One commentator noted that although the manufacturer states that no consumables are needed for the Space GlucoseControl system, specific 'nutrition‑giving sets' need to be used with the machine. Extra costs may therefore be incurred if the system were not being used for all patients in an intensive care unit; 2 different nutrition sets would need to be stocked. Moreover, if the unit is not already using B. Braun glucose pumps, and another glucose‑infusion system is being used and interfaced with the Space GlucoseControl system, then B. Braun intravenous infusion sets would need to be purchased and stocked.

The commentator also reported that local protocols would be needed for using the Space GlucoseControl system, to specify when use of the system would start and for which patient groups it would be used, and also including a plan to manage hypoglycaemia.

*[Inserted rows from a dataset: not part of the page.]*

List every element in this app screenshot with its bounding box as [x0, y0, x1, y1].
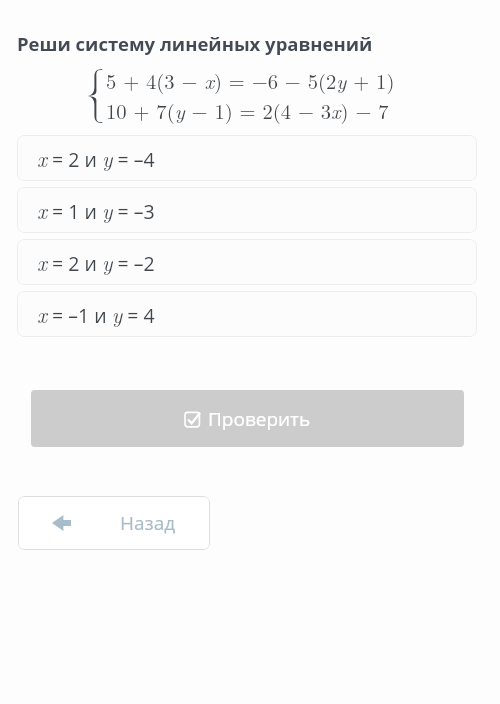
button[interactable]: x = –1 и y = 4 [17, 291, 477, 337]
button[interactable]: x = 2 и y = –4 [17, 135, 477, 181]
button[interactable]: Проверить [31, 390, 464, 447]
button[interactable]: x = 2 и y = –2 [17, 239, 477, 285]
button[interactable]: Назад [18, 496, 210, 550]
staticText: x = 1 и y = –3 [37, 195, 155, 225]
other: Назад [52, 515, 71, 531]
staticText: x = –1 и y = 4 [37, 299, 155, 329]
staticText: Назад [120, 510, 176, 536]
staticText: Реши систему линейных уравнений [17, 31, 373, 56]
staticText: 10 + 7(y − 1) = 2(4 − 3x) − 7 [106, 96, 389, 125]
staticText: Проверить [208, 406, 311, 432]
staticText: x = 2 и y = –4 [37, 143, 155, 173]
button[interactable]: x = 1 и y = –3 [17, 187, 477, 233]
staticText: 5 + 4(3 − x) = −6 − 5(2y + 1) [106, 66, 395, 95]
staticText: x = 2 и y = –2 [37, 247, 155, 277]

These protocols would form part of the training for use of the system, provide consistent management of glucose control, and clarify that the Space GlucoseControl system is not intended to replace clinical expertise.

Equality considerations

NICE is committed to promoting equality and eliminating unlawful discrimination. We aim to comply fully with all legal obligations to:

  • promote race and disability equality and equality of opportunity between men and women, and

  • eliminate unlawful discrimination on grounds of race, disability, age, sex, gender reassignment, pregnancy and maternity (including women post‑delivery), sexual orientation, and religion or belief, in the way we produce our guidance (these are protected characteristics under the Equality Act [2010]).

Men aged 70–74 and women aged 75–79 are treated in intensive care more often than people in any other age group. Age is a protected characteristic under the Equality Act (2010).